The precious core of civilisation

In 1989, two years before the Gulf war, I travelled to Baghdad to write an article on the Hanging Gardens of Babylon which the Iraqi Ministry of Culture then planned to have rebuilt. The project never materialised, but instead I was able to explore Baghdad and its intricate labyrinth. One experience was memorable above all: the discovery, in the National Museum, of two small clay tablets which had recently been unearthed in Syria, and dated back to the fourth millennium BC. Each tablet was the size of the palm of my hand and bore a few simple marks: a small indentation near the top, as if a finger had been stuck into the clay, and below it a stick-drawn animal meant to represent on one tablet a goat, on the other perhaps a sheep. Standing in the museum and staring at these ancient pieces of clay, I tried to picture how, on an unimaginably remote afternoon, a brilliant and anonymous ancestor thought of recording a transaction of livestock by drawing signs on clumps of dirt, and in doing so invented for all future times the magical art of writing. Writing, I realised, much to the reader’s chagrin, was not the invention of a poet but of an accountant.

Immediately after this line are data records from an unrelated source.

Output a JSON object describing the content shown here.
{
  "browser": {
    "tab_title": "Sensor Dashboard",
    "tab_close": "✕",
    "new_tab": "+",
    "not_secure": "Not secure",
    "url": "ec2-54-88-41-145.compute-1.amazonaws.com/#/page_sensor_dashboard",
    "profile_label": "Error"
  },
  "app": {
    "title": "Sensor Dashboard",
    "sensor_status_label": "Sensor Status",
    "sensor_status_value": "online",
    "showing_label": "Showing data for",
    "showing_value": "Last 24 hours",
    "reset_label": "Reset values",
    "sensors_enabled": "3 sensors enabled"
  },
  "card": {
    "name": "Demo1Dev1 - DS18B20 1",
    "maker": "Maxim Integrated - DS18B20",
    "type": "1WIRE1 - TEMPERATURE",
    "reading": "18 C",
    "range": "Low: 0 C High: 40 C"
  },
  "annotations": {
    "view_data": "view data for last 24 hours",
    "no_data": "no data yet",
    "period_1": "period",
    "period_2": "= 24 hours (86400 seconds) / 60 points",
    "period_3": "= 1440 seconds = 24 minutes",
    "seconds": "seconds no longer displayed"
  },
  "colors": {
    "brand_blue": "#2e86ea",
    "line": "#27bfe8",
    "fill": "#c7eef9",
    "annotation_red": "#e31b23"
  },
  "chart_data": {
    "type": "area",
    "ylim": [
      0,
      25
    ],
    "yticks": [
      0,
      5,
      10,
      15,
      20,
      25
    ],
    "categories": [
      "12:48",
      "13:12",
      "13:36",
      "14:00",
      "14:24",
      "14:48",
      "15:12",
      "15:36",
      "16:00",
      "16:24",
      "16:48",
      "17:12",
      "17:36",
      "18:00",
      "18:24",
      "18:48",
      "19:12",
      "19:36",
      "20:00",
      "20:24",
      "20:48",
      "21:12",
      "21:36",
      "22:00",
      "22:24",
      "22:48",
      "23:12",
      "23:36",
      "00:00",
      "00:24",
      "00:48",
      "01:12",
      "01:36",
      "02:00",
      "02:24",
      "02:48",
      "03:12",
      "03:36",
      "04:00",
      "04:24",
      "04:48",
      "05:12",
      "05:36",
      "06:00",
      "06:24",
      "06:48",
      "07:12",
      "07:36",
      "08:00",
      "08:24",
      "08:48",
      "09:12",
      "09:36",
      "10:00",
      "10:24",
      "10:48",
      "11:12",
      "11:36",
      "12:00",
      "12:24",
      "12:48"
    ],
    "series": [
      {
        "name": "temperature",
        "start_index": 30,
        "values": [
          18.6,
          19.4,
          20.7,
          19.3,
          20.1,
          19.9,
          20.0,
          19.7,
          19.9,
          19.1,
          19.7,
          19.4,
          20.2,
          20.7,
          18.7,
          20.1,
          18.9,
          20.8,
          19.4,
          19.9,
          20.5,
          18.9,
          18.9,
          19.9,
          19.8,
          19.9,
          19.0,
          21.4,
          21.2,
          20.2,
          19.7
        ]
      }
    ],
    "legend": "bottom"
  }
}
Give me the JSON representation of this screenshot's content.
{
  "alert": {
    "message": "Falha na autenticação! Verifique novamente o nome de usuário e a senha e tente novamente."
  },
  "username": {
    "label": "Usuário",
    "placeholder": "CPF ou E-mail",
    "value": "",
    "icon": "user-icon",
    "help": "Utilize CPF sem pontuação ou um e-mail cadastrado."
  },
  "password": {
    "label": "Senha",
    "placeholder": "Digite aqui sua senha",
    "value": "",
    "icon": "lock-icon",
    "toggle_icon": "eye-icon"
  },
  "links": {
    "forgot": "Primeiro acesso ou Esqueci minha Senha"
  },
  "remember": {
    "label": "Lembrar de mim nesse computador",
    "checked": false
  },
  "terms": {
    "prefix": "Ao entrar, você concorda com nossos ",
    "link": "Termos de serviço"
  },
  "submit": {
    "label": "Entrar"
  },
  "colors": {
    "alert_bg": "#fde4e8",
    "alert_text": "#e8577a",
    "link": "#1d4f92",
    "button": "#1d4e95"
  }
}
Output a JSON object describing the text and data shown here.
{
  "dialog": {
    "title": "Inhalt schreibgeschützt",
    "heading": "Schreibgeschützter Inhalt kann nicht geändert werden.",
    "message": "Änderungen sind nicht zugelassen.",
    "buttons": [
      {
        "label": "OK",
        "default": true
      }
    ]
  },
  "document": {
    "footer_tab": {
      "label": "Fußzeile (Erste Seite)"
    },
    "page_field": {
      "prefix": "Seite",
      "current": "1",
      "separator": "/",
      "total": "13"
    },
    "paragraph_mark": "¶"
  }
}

The hand that made those first signs has long turned to dust; the tablets themselves, however, survived until a few months ago, when they disappeared in the looting of the museum. When I first saw them, in their grimy display case, I was overcome by the vertiginous sense of witnessing the moment of my beginning. Historians tell us that other magicians in China and Central America also invented, at different times, systems of writing, and yet, for me, this was the starting-point. The act that made it possible for a shepherd to carry, locked in a piece of clay, the memory of a precise number of goats and sheep foreshadowed the vast universal libraries of our collective memories; the dialogue with a writer 6,000 years old is the model for my own ‘converse with the mighty dead’, as James Thomson once described the act of reading.